Kinematik im Allgemeinen ist die Lehre der Bewegung von Punkten und Körpern im Raum, beschrieben durch die Größen Position, Geschwindigkeit und Beschleunigung, ohne die Ursachen der Bewegung (Kräfte) zu betrachten. Derartige Bewegung ist möglicherweise durch Zwangsbedingungen (wie etwa die konstante Fadenlänge bei einem Pendel), durch Beziehungen zu und Wechselwirkungen mit anderen Objekten oder variierende äußere Einflüsse eingeschränkt. Durch solche kinematischen Bindungen reduziert sich die Anzahl der Freiheitsgrade eines Körpers. Die Beschreibung all dieser Objektbeziehungen unter dem Aspekt der gemeinsamen Bewegung nennt man Kinematik.

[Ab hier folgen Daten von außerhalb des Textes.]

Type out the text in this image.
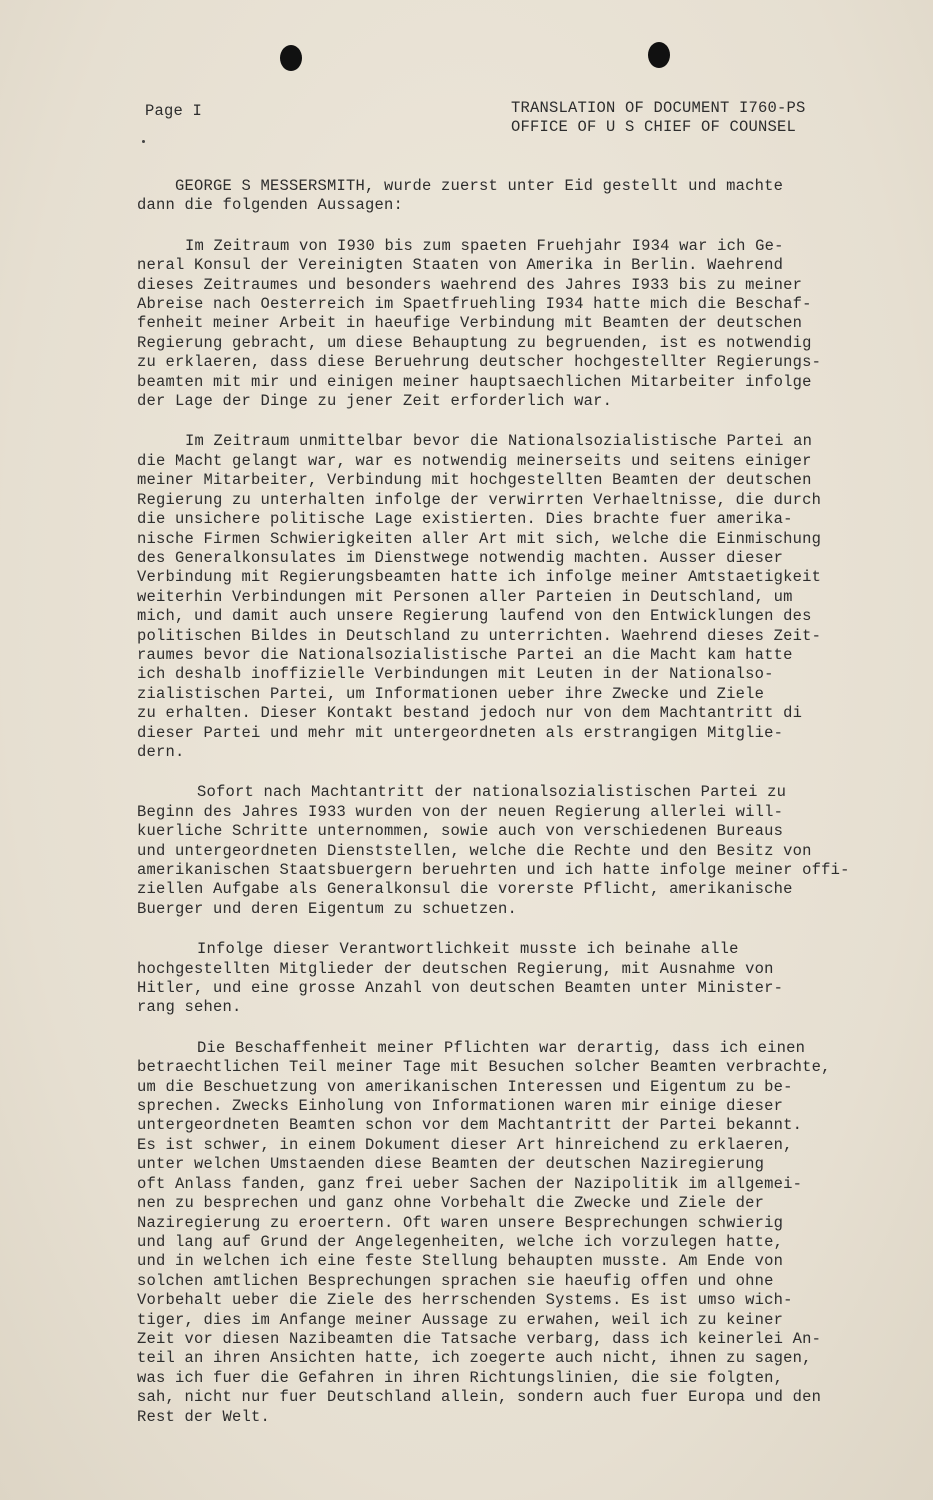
Page I	TRANSLATION OF DOCUMENT I760-PS
OFFICE OF U S CHIEF OF COUNSEL
GEORGE S MESSERSMITH, wurde zuerst unter Eid gestellt und machte
dann die folgenden Aussagen:
Im Zeitraum von I930 bis zum spaeten Fruehjahr I934 war ich Ge-
neral Konsul der Vereinigten Staaten von Amerika in Berlin. Waehrend
dieses Zeitraumes und besonders waehrend des Jahres I933 bis zu meiner
Abreise nach Oesterreich im Spaetfruehling I934 hatte mich die Beschaf-
fenheit meiner Arbeit in haeufige Verbindung mit Beamten der deutschen
Regierung gebracht, um diese Behauptung zu begruenden, ist es notwendig
zu erklaeren, dass diese Beruehrung deutscher hochgestellter Regierungs-
beamten mit mir und einigen meiner hauptsaechlichen Mitarbeiter infolge
der Lage der Dinge zu jener Zeit erforderlich war.
Im Zeitraum unmittelbar bevor die Nationalsozialistische Partei an
die Macht gelangt war, war es notwendig meinerseits und seitens einiger
meiner Mitarbeiter, Verbindung mit hochgestellten Beamten der deutschen
Regierung zu unterhalten infolge der verwirrten Verhaeltnisse, die durch
die unsichere politische Lage existierten. Dies brachte fuer amerika-
nische Firmen Schwierigkeiten aller Art mit sich, welche die Einmischung
des Generalkonsulates im Dienstwege notwendig machten. Ausser dieser
Verbindung mit Regierungsbeamten hatte ich infolge meiner Amtstaetigkeit
weiterhin Verbindungen mit Personen aller Parteien in Deutschland, um
mich, und damit auch unsere Regierung laufend von den Entwicklungen des
politischen Bildes in Deutschland zu unterrichten. Waehrend dieses Zeit-
raumes bevor die Nationalsozialistische Partei an die Macht kam hatte
ich deshalb inoffizielle Verbindungen mit Leuten in der Nationalso-
zialistischen Partei, um Informationen ueber ihre Zwecke und Ziele
zu erhalten. Dieser Kontakt bestand jedoch nur von dem Machtantritt di
dieser Partei und mehr mit untergeordneten als erstrangigen Mitglie-
dern.
Sofort nach Machtantritt der nationalsozialistischen Partei zu
Beginn des Jahres I933 wurden von der neuen Regierung allerlei will-
kuerliche Schritte unternommen, sowie auch von verschiedenen Bureaus
und untergeordneten Dienststellen, welche die Rechte und den Besitz von
amerikanischen Staatsbuergern beruehrten und ich hatte infolge meiner offi-
ziellen Aufgabe als Generalkonsul die vorerste Pflicht, amerikanische
Buerger und deren Eigentum zu schuetzen.
Infolge dieser Verantwortlichkeit musste ich beinahe alle
hochgestellten Mitglieder der deutschen Regierung, mit Ausnahme von
Hitler, und eine grosse Anzahl von deutschen Beamten unter Minister-
rang sehen.
Die Beschaffenheit meiner Pflichten war derartig, dass ich einen
betraechtlichen Teil meiner Tage mit Besuchen solcher Beamten verbrachte,
um die Beschuetzung von amerikanischen Interessen und Eigentum zu be-
sprechen. Zwecks Einholung von Informationen waren mir einige dieser
untergeordneten Beamten schon vor dem Machtantritt der Partei bekannt.
Es ist schwer, in einem Dokument dieser Art hinreichend zu erklaeren,
unter welchen Umstaenden diese Beamten der deutschen Naziregierung
oft Anlass fanden, ganz frei ueber Sachen der Nazipolitik im allgemei-
nen zu besprechen und ganz ohne Vorbehalt die Zwecke und Ziele der
Naziregierung zu eroertern. Oft waren unsere Besprechungen schwierig
und lang auf Grund der Angelegenheiten, welche ich vorzulegen hatte,
und in welchen ich eine feste Stellung behaupten musste. Am Ende von
solchen amtlichen Besprechungen sprachen sie haeufig offen und ohne
Vorbehalt ueber die Ziele des herrschenden Systems. Es ist umso wich-
tiger, dies im Anfange meiner Aussage zu erwahen, weil ich zu keiner
Zeit vor diesen Nazibeamten die Tatsache verbarg, dass ich keinerlei An-
teil an ihren Ansichten hatte, ich zoegerte auch nicht, ihnen zu sagen,
was ich fuer die Gefahren in ihren Richtungslinien, die sie folgten,
sah, nicht nur fuer Deutschland allein, sondern auch fuer Europa und den
Rest der Welt.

In der 3D-Computergraphik unterscheidet man die aus der Roboterforschung entlehnten beiden Grundformen der „Inversen Kinematik“ (inverse kinematics), bei der die Bewegungsberechnung darauf ausgerichtet, ist, möglichst effektiv einen erwünschten und definierten Endzustand zu erreichen, der durch die Fixierung der Lage eines Gliedes der kinematischen Kette (das sind zusammenhängende und sich zusammen bewegende Teile der animierten Figur) sowie die Koordination der Kern-Elemente der Kette festgelegt wird, und der „vorwärtsgerichteten Kinematik“ (forward kinematics), in der der Endzustand mit möglichst einfachen Übergangstransformationen separater Bewegungseinheiten zu erreichen versucht wird.